Ce qui compose la vision résultante de ces deux visions, c'est une sous-vision du point de contact entre le bas du corps et le monde. Par exemple, si je marche, j'ai une vision des bosses, des trous et des marches sous les pieds. Si je prends, j'ai la vision des mains. C'est bien ce que confirme constamment la vue qui me focalise sur mes deux pieds ou deux mains. Ce point de contact entre le corps et le monde est ce que nous pouvons appeler de façon abstraite, l'objet. Le désaccord paraît donc irréductible. Cependant l'accord reste possible parce que la vision du bas du corps reste assez floue et superposée pour être inessentielle. D'ailleurs, ce que nous appelons accord est l'empathie. Il y a empathie lorsque la vision du corps propre est effacée ; mais l'empathie reste accidentelle. Il n'y a donc pas de réciprocité mais une empathie ponctuelle.

Effet de l'autre

Il reste que nous avons la vue de l'autre avec son objet dans notre champ visuel rétinien. De la même façon que pour le bas du corps transformé en vision du Soi, l'autre produit une vision d'un Autre attendu ; l'autre réel est transformé en un Autre préexistant. On se rappelle que, pour Sartre, la vision est composée surtout d'objets transformés par l'action dans un collectif : différenciés, déplacés, déballés, modifiés puis finalement rejetés (voir l'article Lecture de Sartre, @existenceparlacte). Or l'Autre de Sartre est l'image de l'action pure anticipée. Sur place, dans le collectif, nous perdrons cette image et nous serons désorientés. L'Autre de Sartre est donc un autre pensé et non-intuitif. Il tient lieu de personne pour donner un aspect actif au monde matériel et inerte.

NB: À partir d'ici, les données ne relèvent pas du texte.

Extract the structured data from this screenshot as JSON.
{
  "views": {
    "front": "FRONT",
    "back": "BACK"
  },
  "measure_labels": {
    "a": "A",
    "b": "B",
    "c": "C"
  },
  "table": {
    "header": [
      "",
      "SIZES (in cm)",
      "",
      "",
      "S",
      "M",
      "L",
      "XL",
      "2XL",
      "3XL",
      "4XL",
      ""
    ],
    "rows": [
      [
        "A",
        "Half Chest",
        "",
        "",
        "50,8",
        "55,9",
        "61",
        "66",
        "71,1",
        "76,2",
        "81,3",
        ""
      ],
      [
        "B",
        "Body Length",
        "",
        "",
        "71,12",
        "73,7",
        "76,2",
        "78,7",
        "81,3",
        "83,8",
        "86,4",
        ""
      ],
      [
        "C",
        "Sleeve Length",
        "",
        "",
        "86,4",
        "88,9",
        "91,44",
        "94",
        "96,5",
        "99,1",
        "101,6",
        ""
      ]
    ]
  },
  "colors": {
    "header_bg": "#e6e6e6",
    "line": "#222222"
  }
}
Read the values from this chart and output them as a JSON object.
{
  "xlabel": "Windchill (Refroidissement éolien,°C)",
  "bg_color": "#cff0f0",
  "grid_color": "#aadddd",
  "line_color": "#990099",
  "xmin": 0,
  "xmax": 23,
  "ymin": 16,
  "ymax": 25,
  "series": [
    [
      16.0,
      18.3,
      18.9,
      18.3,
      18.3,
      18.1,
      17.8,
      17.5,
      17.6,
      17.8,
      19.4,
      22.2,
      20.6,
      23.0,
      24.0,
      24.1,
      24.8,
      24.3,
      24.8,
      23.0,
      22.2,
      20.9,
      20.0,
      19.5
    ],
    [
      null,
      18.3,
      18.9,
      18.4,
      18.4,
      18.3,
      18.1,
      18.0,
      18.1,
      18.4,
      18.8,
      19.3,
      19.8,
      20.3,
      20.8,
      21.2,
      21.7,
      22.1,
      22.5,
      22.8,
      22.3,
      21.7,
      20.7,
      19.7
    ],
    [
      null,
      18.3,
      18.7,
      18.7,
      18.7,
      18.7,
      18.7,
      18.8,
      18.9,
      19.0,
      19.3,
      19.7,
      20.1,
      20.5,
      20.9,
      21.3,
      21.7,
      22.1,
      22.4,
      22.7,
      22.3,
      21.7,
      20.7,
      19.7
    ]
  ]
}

Au contraire, l'Autre que nous superposons à la vue est celui qui nous présente l'objet du contact avec le monde. L'essentiel de la vision est l'acte de l'Autre sur l'objet. L'Autre n'est pas rapporté, il apparaît sur le champ même de l'action. Il nous fait passer un objet en vision. C'est ce que nous appelons la projection.

Ainsi, toutes les vues du bas du corps et d'un autre individu sont systématiquement décalées dans la vision produite. Il y a deux décalages successifs, d'abord par la projection sur le Soi et ensuite par la projection sur un Autre. Toutefois ce décalage total est extrêmement furtif. L'individu revient à la vue du monde mais cette fois avec une vue focalisée c'est-à-dire avec une connaissance ou un but. C'est pourquoi la vue de l'homme n'est jamais fixée très longuement. Il n'y a donc pas de réciprocité.